Floppy Knights is an irresistible mix of Advance Wars and deckbuilding
A plantĄŻs wars.
Let’s be honest, a lot of games use deckbuilding. There seems to be almost no game mechanic that can’t be expressed through cards, whether that’s melee combat in Fights in Tight Spaces, citybuilding in Stacklands or summoning monsters in Black Book. There’s a deckbuilder for everyone. Floppy Knights, by Rose City Games, dedicates itself to a combination of my two favourite gaming genres, turn-based tactics and deckbuilding, with the cards both expanding and constraining your options with each turn.
You play as Phoebe, a young inventor who is taking her Floppy Knights out and about – these are digital creatures, saved on floppy disks, which do the fighting for her. Unlike in turn-based strategy games such as Fire Emblem or Into the Breach, a round doesn’t necessarily consist of movement and attack. Instead you can use cards for as long as you have energy, simple as that. But movement plays an unusually large part in Floppy Knights, not because you cover large maps, but because each map has points from which enemies constantly respawn. If you don’t keep moving to stay out of their reach until you’ve positioned yourself right and have the right attack in your deck, things can end really fast.
That’s also because losing your commander, your strongest unit on the board, immediately means game over. With this rule, Floppy Knights is even closer to chess than most tactics games. Carefully weighing risk and reward between going all-in with your best unit or potentially losing them is one of the big draws of Floppy Knights for me.

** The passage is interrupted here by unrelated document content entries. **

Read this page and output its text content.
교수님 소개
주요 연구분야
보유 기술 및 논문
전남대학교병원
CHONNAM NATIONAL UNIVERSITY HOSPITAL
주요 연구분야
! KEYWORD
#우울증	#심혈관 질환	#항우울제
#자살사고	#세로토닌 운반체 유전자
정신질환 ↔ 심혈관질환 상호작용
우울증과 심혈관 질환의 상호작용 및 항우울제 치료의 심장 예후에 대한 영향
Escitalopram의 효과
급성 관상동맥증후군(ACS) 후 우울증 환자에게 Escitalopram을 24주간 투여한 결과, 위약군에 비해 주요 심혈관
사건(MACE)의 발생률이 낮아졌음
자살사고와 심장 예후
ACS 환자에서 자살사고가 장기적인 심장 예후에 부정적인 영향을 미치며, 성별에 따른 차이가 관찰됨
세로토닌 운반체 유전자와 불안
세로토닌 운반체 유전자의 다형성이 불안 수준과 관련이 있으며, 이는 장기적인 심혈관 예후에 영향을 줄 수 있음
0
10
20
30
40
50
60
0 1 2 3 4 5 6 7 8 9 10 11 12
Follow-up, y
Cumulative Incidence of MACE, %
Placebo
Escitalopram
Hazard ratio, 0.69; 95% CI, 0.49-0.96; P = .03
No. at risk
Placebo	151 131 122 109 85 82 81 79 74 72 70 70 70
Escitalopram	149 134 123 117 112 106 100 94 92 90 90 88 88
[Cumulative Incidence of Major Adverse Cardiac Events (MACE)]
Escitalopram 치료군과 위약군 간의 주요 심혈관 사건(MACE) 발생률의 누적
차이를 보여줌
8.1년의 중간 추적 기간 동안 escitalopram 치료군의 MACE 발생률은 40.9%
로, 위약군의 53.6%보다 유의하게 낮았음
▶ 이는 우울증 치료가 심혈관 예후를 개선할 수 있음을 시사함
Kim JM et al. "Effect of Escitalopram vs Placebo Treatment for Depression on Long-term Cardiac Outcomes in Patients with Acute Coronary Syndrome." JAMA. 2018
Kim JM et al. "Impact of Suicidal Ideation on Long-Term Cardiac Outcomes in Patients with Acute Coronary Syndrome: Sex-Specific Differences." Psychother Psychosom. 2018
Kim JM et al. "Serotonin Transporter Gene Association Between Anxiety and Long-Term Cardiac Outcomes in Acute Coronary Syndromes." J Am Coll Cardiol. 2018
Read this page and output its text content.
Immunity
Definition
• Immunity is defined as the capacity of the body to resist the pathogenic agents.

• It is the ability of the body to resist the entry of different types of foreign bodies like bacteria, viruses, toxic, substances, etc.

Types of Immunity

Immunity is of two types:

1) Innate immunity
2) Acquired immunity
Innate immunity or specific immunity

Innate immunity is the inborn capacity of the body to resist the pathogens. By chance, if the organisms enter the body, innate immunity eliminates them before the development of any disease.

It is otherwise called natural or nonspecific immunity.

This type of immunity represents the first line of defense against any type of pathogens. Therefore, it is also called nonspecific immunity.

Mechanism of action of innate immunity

Not that it wouldn’t be prudent to play it safe. There aren’t many turn-based strategy games where I’ve played it quite as safe as in Floppy Knights, where I’ve easily spent 20 rounds and more on a boss encounter. After all that effort, starting over can be frustrating. Winning, on the other hand, comes with immediate rewards – a shiny new card and/or money to buy a new card. New cards are of course always great to have, but in Floppy Knights this is especially true – your deck isn’t large, so the game tends to get better the longer you play, and thus gain more cards and interesting card combinations. Replaying a level with a different commander can make it feel completely different, and it gives you an incentive to go back and try for optional goals you might have missed before.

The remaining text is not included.